About Packflow
What is Packflow?
packflow is a software development kit (SDK) that simplifies the development process for writing production-ready
inference code and standardizes packaging of AI/ML running on streaming data sources.
Many existing packaging frameworks are catered towards inference APIs and often require custom preprocessing steps. This can be particularly challenging when dealing with data sources that typically generate data one row at a time in key-value pairs (e.g., firewall logs or message streams).
Packflow, however, is optimized to run models on either individual events or batches of events, streamlining development and reducing the need for additional preprocessing. The framework automatically handles both single-record and batch processing with the same code, eliminating the need to write separate logic for streaming (one-at-a-time) versus batch scenarios. By leveraging Packflow, teams can focus on building and deploying models with custom out-of-the-box workflows and utilities, significantly reducing the time and effort required to onboard new capabilities.

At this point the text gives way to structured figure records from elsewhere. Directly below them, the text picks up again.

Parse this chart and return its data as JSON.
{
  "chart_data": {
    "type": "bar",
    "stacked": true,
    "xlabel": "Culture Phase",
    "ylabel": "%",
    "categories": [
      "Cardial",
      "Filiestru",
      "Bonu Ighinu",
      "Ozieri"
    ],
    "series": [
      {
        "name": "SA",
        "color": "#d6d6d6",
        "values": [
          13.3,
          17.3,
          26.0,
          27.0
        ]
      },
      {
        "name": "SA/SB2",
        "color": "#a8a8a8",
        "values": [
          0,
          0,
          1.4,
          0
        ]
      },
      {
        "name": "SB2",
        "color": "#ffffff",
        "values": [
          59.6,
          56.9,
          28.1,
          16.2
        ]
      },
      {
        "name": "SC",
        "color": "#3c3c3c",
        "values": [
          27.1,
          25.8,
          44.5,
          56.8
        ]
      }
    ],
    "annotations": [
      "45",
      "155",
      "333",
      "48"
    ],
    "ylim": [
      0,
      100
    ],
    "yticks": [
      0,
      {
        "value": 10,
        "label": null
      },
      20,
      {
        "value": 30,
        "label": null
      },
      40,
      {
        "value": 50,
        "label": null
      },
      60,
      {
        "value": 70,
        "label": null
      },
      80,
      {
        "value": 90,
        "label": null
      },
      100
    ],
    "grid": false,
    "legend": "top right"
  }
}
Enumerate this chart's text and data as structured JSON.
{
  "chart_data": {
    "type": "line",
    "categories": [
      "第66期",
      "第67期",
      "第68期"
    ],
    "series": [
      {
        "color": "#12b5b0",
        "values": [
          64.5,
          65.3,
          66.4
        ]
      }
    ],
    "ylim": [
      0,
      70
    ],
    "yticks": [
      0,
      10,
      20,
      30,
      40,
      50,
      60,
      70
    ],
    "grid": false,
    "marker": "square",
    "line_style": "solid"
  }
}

Packflow also ships with a lightweight command-line interface (CLI) that can scaffold new projects, template code, and archive or package project files in a consistent, reproducible format, enabling customizable and maintainable deployment pipelines for downstream users.
What is Packflow Not?
Packflow is not meant to facilitate or replace any steps relating to model training or validation. A Packflow project should contain only the required artifacts (e.g., serialized model files), requirements, and code for inference. Including additional training artifacts and code may result in Packflow gathering incorrect runtime requirements or lead to unnecessary latency.
Terminology
The following terms are essential to understanding the packflow framework:
Core Definitions
Event: A single, discrete unit of data processed by the model. It is analogous to a row in a dataset - for example, a single firewall log entry or one message from a data stream.
Batch: A collection of events, represented as a list of length N, where each element is an individual event.
Records: The data structure containing a batch of events, typically a list of dictionaries. This term is inspired by
pandasand used extensively throughout the documentation.